The investigators suggest that localization of the B variant to East Asia could result from a founder effect: a genetic bottleneck that occurs when, in the case of a virus, a new type is established from a small, isolated group of infections. However, Forster argues that there is another explanation worth considering. “The Wuhan B-type virus could be immunologically or environmentally adapted to a large section of the East Asian population. It may need to mutate to overcome resistance outside East Asia. We seem to see a slower mutation rate in East Asia than elsewhere, in this initial phase.” As the authors stated, “A complex founder scenario is one possibility, and a different explanation worth considering is that the ancestral Wuhan B-type virus is immunologically or environmentally adapted to a large section of the East Asian population, and may need to mutate to overcome resistance outside East Asia.”
Since the study reported in PNAS was carried out, the research team has extended its analysis to 1,001 viral genomes.

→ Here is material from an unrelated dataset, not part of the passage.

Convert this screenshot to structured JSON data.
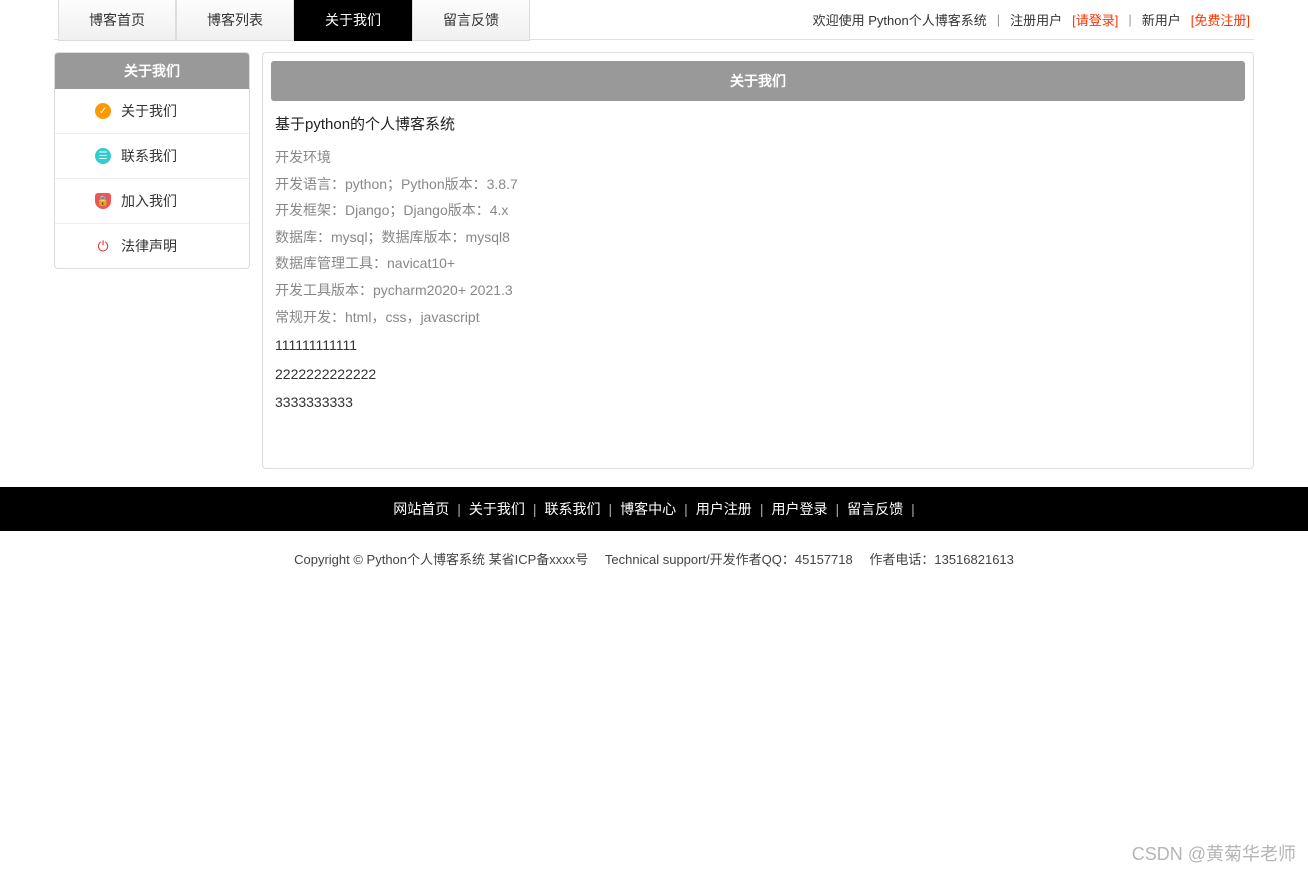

While the latest work has yet to be peer-reviewed, Forster says the results suggest that the first infection and spread among humans of COVID-19 occurred between mid-September and early December. The phylogenetic network methods used by researchers—allowing the visualization of hundreds of evolutionary trees simultaneously in one simple graph—were pioneered in the late 1970s, and further developed during the 1990s. The techniques came to the attention of archaeologist Colin Renfrew, a co-author of the PNAS study, in 1998. Renfrew went on to establish one of the world’s first archaeogenetics research groups, at the University of Cambridge.